Я как-то подумала, что помню Кавказ по принципу антероретроградной амнезии - как если бы меня контузило и я забыла все, что было после контузии и часть событий до нее. Что было моей контузией?
– корь? разрыв с родителями? копившаяся усталость? другое - о чем я просто запретила себе думать однажды так крепко, как если бы этого не было вообще? Я помню, как возле Баксана меня поразил один контраст. В начинавшейся пурге все было черно-серо-белым, даже такие яркие обычно вещи, как хвоя и ягоды облепихи (миллионы этих ягод, заросли облепихи в невероятном количестве росли вдоль дорог, образуя непроходимые стены). Так вот, все было - как на черно-белой кинопленке, включая серые облепиховые ягоды, а вода в Баксане имела - как бы вне всяких законов оптики и логики - пронзительный, светло-изумрудный, с голубизной, цвет. Моя сохранившаяся чувственная память была - как эта цветная вода, текущая в сером.
***
То, ради чего я начала этот рассказ, бессмысленный без предыстории, произошло в октябре, скорее всего, в последней его трети.
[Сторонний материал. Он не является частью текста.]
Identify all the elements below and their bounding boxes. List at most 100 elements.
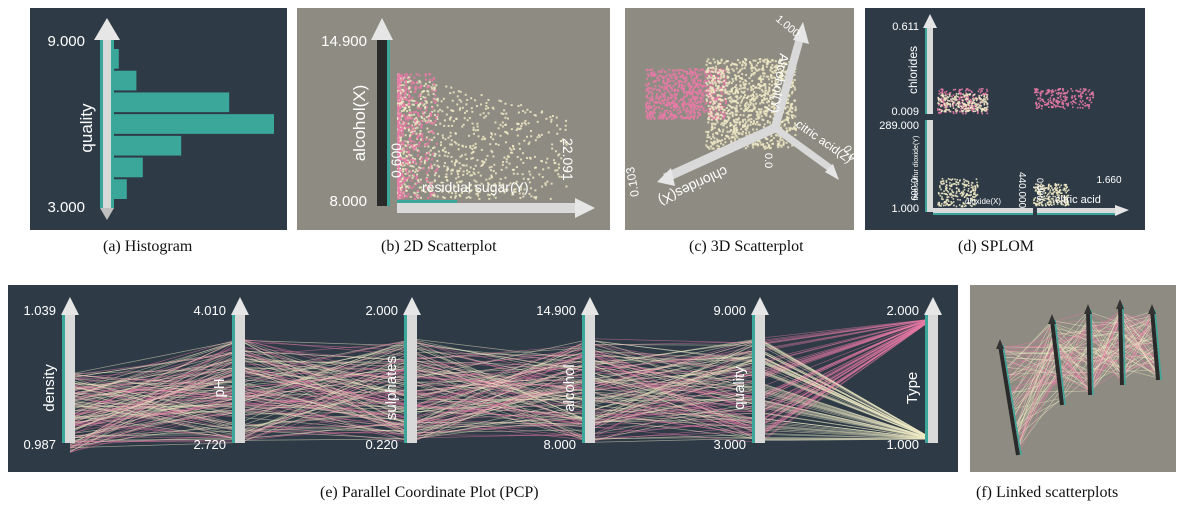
sc3d-axis-z: citric acid(Z) [793,117,854,166]
splom-bottom-max: 289.000 [879,120,919,132]
scatter2d-canvas: 14.900 8.000 alcohol(X) 0.600 22.091 res… [321,18,595,218]
hist-max-label: 9.000 [47,33,85,50]
histogram-bar [114,92,230,113]
axis-arrow-icon [1148,304,1156,314]
sc3d-axis-x: chlorides(X) [656,163,730,209]
hist-axis-title: quality [77,103,96,153]
pcp-axis-min: 1.000 [886,437,919,452]
pcp-axis-type [928,313,938,443]
linked-axis [1086,309,1092,396]
splom-bottom-min: 1.000 [891,203,919,215]
histogram-bar [114,179,127,199]
sc3d-tick-origin: 0.0 [762,153,774,168]
splom-top-min: 0.009 [891,106,919,118]
axis-arrow-icon [1048,314,1056,324]
histogram-bar [114,157,143,178]
splom-top-max: 0.611 [892,21,919,33]
splom-top-axis [927,26,933,114]
linked-canvas [996,299,1162,456]
splom-x-left-max: 440.000 [1016,172,1027,209]
axis-arrow-icon [371,18,393,40]
axis-arrow-icon [231,297,249,315]
histogram-axis [102,38,112,208]
axis-arrow-icon [657,168,675,186]
pcp-axis-min: 3.000 [713,437,746,452]
histogram-canvas: 9.000 3.000 quality [47,18,274,220]
pcp-axis-title: quality [731,366,748,410]
splom-x-left-axis [933,208,1033,213]
splom-bottom-title: free sulfur dioxide(Y) [913,136,920,201]
sc2d-x-min: 0.600 [388,143,404,178]
axis-arrow-icon [403,297,421,315]
pcp-axis-min: 8.000 [543,437,576,452]
axis-arrow-icon [581,297,599,315]
histogram-bar [114,135,182,156]
sc3d-tick-x: 0.103 [625,166,642,198]
splom-x-right-axis [1037,208,1117,213]
pcp-axis-title: alcohol [561,364,578,412]
axis-arrow-icon [94,18,120,40]
pcp-axis-title: sulphates [383,356,400,420]
pcp-axis-min: 0.220 [365,437,398,452]
splom-top-title: chlorides [906,46,920,94]
pcp-panel: 1.039 0.987 density 4.010 2.720 pH 2.000 0.220 s… [8,285,958,472]
axis-arrow-icon [825,164,839,180]
axis-arrow-icon [1084,304,1092,314]
scatter2d-y-axis [377,38,387,206]
caption-scatter2d: (b) 2D Scatterplot [381,238,497,255]
pcp-axis-max: 9.000 [713,303,746,318]
pcp-axis-max: 1.039 [23,303,56,318]
splom-x-right-title: citric acid [1055,194,1101,206]
pcp-axis-max: 2.000 [365,303,398,318]
histogram-bar [114,114,274,134]
pcp-axis-sulphates [407,313,417,443]
pcp-axis-max: 4.010 [193,303,226,318]
splom-canvas: 0.611 0.009 chlorides 289.000 1.000 free… [879,14,1129,216]
axis-arrow-icon [61,297,79,315]
pcp-axis-density [65,313,75,443]
pcp-axis-title: pH [211,378,228,397]
splom-x-left-min: 0.009 [909,178,919,201]
sc2d-x-title: residual sugar(Y) [422,179,529,195]
splom-panel: 0.611 0.009 chlorides 289.000 1.000 free… [865,8,1145,230]
sc2d-y-title: alcohol(X) [350,85,369,162]
histogram-bar [114,70,137,91]
pcp-axis-title: Type [904,372,921,405]
hist-min-label: 3.000 [47,199,85,216]
histogram-panel: 9.000 3.000 quality [30,8,287,230]
histogram-bar [114,49,119,69]
scatter2d-x-axis [397,203,577,213]
linked-axis [998,344,1020,456]
splom-x-right-min: 0.000 [1035,178,1045,201]
splom-x-right-max: 1.660 [1096,175,1121,186]
caption-scatter3d: (c) 3D Scatterplot [689,238,804,255]
pcp-axis-max: 14.900 [536,303,576,318]
pcp-axis-ph [235,313,245,443]
scatter2d-panel: 14.900 8.000 alcohol(X) 0.600 22.091 res… [297,8,610,230]
pcp-axis-min: 2.720 [193,437,226,452]
axis-arrow-icon [923,14,937,28]
scatter3d-canvas: chlorides(X) Alcohol(Y) citric acid(Z) 0… [625,13,854,209]
axis-arrow-icon [996,339,1004,349]
splom-bottom-axis [927,120,933,212]
caption-linked: (f) Linked scatterplots [976,484,1119,501]
pcp-canvas: 1.039 0.987 density 4.010 2.720 pH 2.000 0.220 s… [23,297,942,453]
axis-arrow-icon [1115,205,1129,216]
scatter3d-panel: chlorides(X) Alcohol(Y) citric acid(Z) 0… [625,8,854,230]
pcp-axis-max: 2.000 [886,303,919,318]
scatter3d-z-axis [772,125,833,171]
linked-axis [1050,319,1064,406]
sc2d-y-max: 14.900 [321,33,367,50]
caption-histogram: (a) Histogram [103,238,193,255]
scatter3d-y-axis [771,36,804,130]
linked-axis [1118,304,1124,386]
scatter3d-x-axis [663,123,777,183]
linked-panel [970,285,1176,472]
caption-splom: (d) SPLOM [958,238,1035,255]
axis-arrow-icon [793,22,809,44]
pcp-axis-alcohol [585,313,595,443]
axis-arrow-icon [1116,299,1124,309]
axis-arrow-icon [575,198,595,218]
axis-arrow-icon [751,297,769,315]
axis-arrow-icon [924,297,942,315]
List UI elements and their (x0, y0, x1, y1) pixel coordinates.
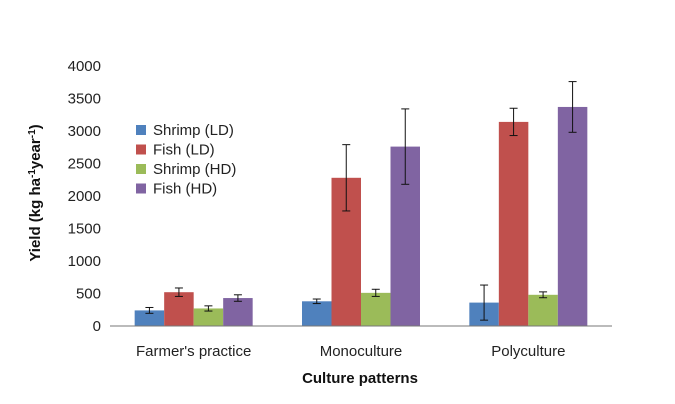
y-axis-title: Yield (kg ha-1year-1) (27, 124, 45, 261)
bar-fish-hd-2 (557, 106, 588, 326)
legend-label: Fish (LD) (153, 142, 215, 159)
legend-swatch (136, 144, 146, 155)
x-axis-title: Culture patterns (302, 370, 418, 387)
x-tick-label: Polyculture (491, 343, 565, 360)
y-tick-label: 4000 (68, 58, 101, 75)
y-tick-label: 3000 (68, 123, 101, 140)
bar-shrimp-ld-1 (302, 301, 332, 326)
y-tick-label: 2500 (68, 156, 101, 173)
y-tick-label: 1000 (68, 253, 101, 270)
error-bars (145, 81, 577, 321)
bar-shrimp-hd-1 (361, 292, 391, 326)
legend-swatch (136, 183, 146, 194)
y-tick-label: 1500 (68, 221, 101, 238)
y-title-mid: year (27, 138, 44, 169)
bar-shrimp-ld-0 (134, 310, 165, 326)
y-tick-label: 500 (76, 286, 101, 303)
y-tick-label: 2000 (68, 188, 101, 205)
legend-swatch (136, 164, 146, 174)
x-axis-ticks: Farmer's practice Monoculture Polyculture (136, 343, 565, 360)
legend: Shrimp (LD) Fish (LD) Shrimp (HD) Fish (HD) (136, 122, 236, 198)
bar-fish-ld-0 (164, 292, 194, 326)
legend-label: Shrimp (LD) (153, 122, 234, 139)
legend-label: Shrimp (HD) (153, 161, 236, 178)
bar-shrimp-hd-2 (528, 294, 558, 326)
x-tick-label: Farmer's practice (136, 343, 251, 360)
legend-label: Fish (HD) (153, 181, 217, 198)
x-tick-label: Monoculture (320, 343, 403, 360)
y-tick-label: 3500 (68, 91, 101, 108)
y-title-sup1: -1 (27, 169, 38, 178)
bar-shrimp-hd-0 (193, 308, 224, 326)
y-tick-label: 0 (93, 318, 101, 335)
legend-swatch (136, 125, 146, 135)
y-title-end: ) (27, 124, 44, 129)
bar-fish-hd-0 (223, 298, 253, 326)
y-title-sup2: -1 (27, 129, 38, 138)
y-title-base: Yield (kg ha (27, 177, 44, 261)
bars (134, 106, 588, 327)
y-axis-ticks: 0 500 1000 1500 2000 2500 3000 3500 4000 (68, 58, 101, 335)
bar-fish-ld-2 (498, 121, 529, 327)
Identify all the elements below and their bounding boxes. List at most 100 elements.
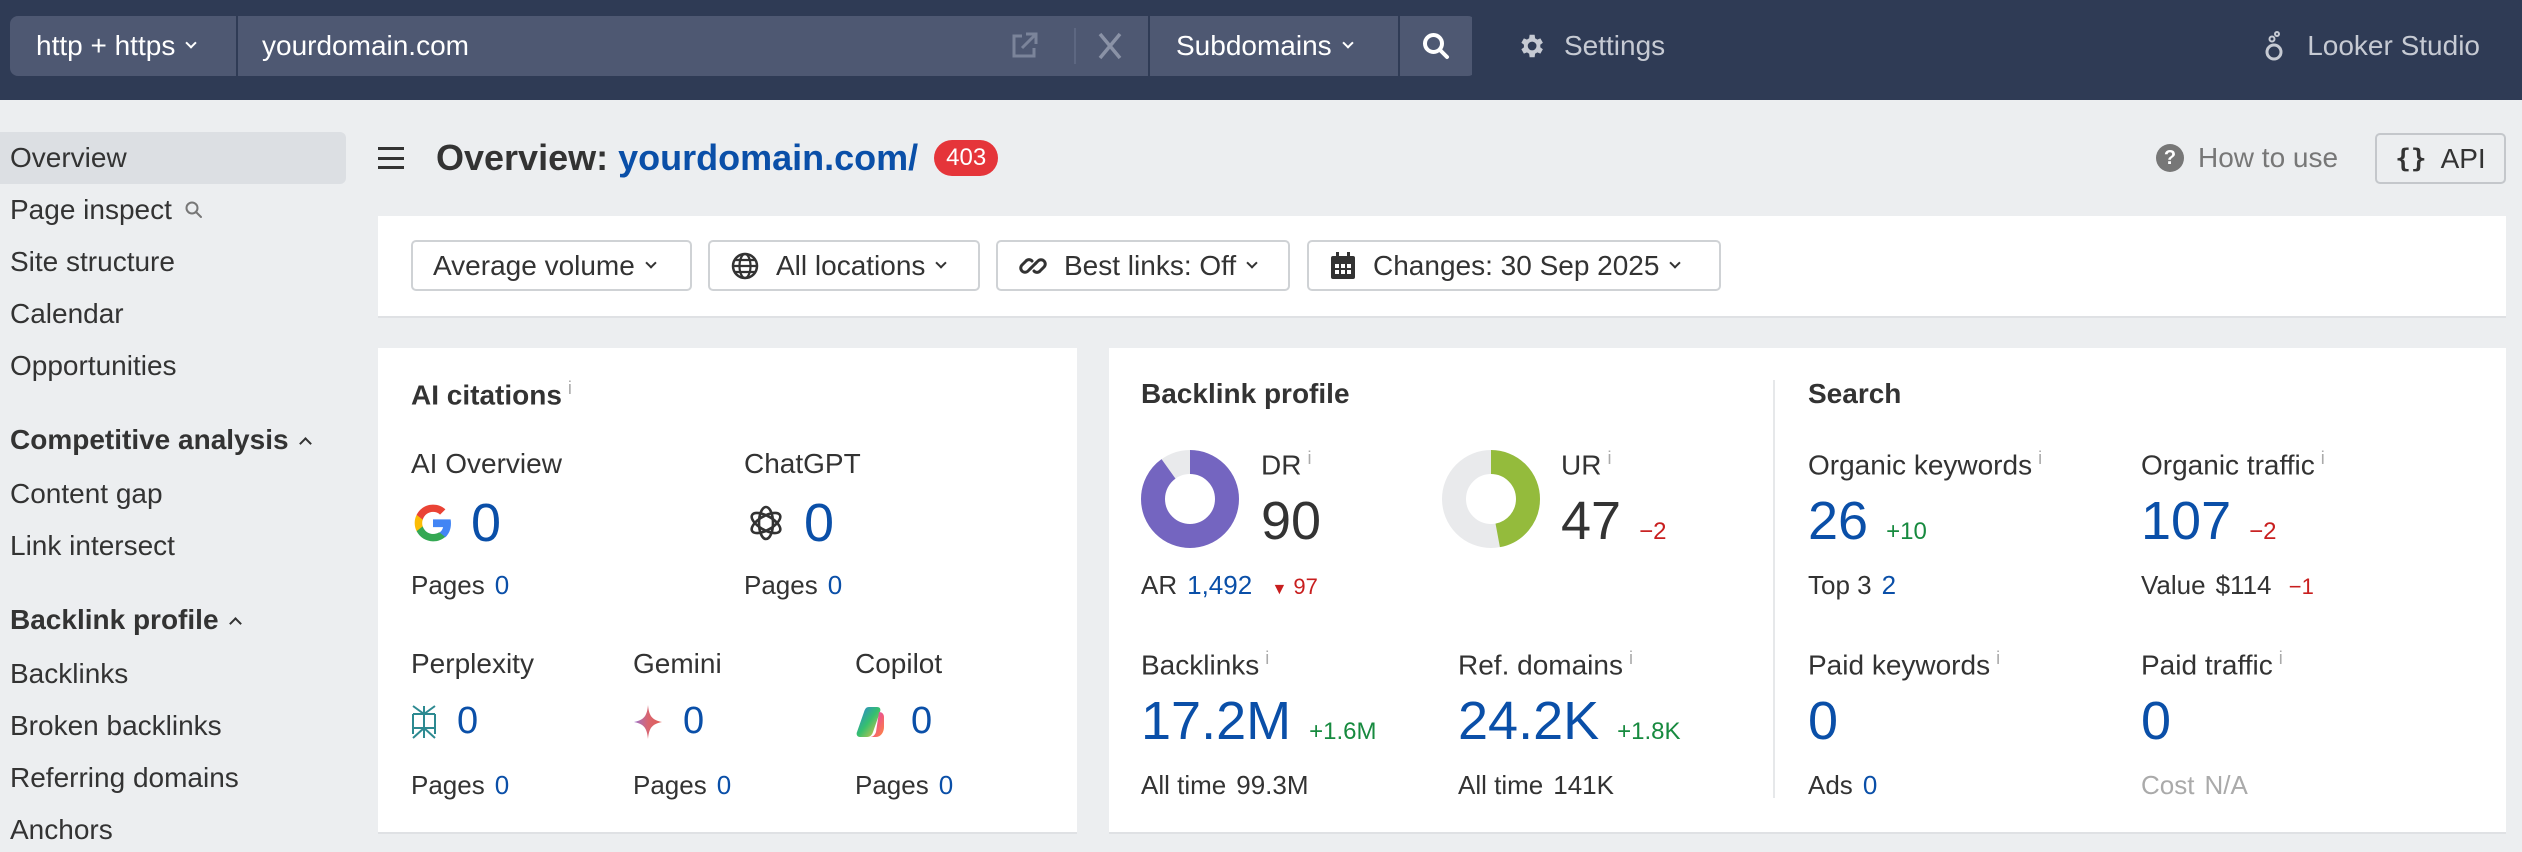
paid-traffic-metric[interactable]: 0 [2141, 690, 2171, 752]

Думаю, шла середина рабочей недели - должно быть, вторник или среда. Наш рабочий график на ставку был тогда таков: приемное время 1-й смены - с 8-ми до 13-ти, 2-й - с 15-ти до 20-ти. Еще существовало участковое время, подразумевавшее бумажную работу и выезды на участок, и всего выходило с 8-ми до 15-ти и с 13-ти до 20-ти. Но это была работа не на каждый день. На ставку в диспансере, кажется, никто, кроме меня, не работал, и никто не имел столько свободного времени. Была середина рабочей недели: какой-то особенно до безысходности тяжелый день, но в час это кончилось, вызовов у меня не было. Помню: подошла к окну, за которым облетал - почти облетел - клен, безотчетно смотрела на этот клен, думая о том, что на работу мне теперь только завтра к 15-ти: время складывалось в сутки плюс еще два часа. Дальше я не думала. За все последующие сутки плюс еще два часа я, если и думала (сознательно) - то от силы минуты две в общей сложности, хотя мысли, конечно, приходили ко мне, всплывая - в самой неожиданной форме - на поверхность невесть откуда взявшихся и прорвавшихся наружу чувств.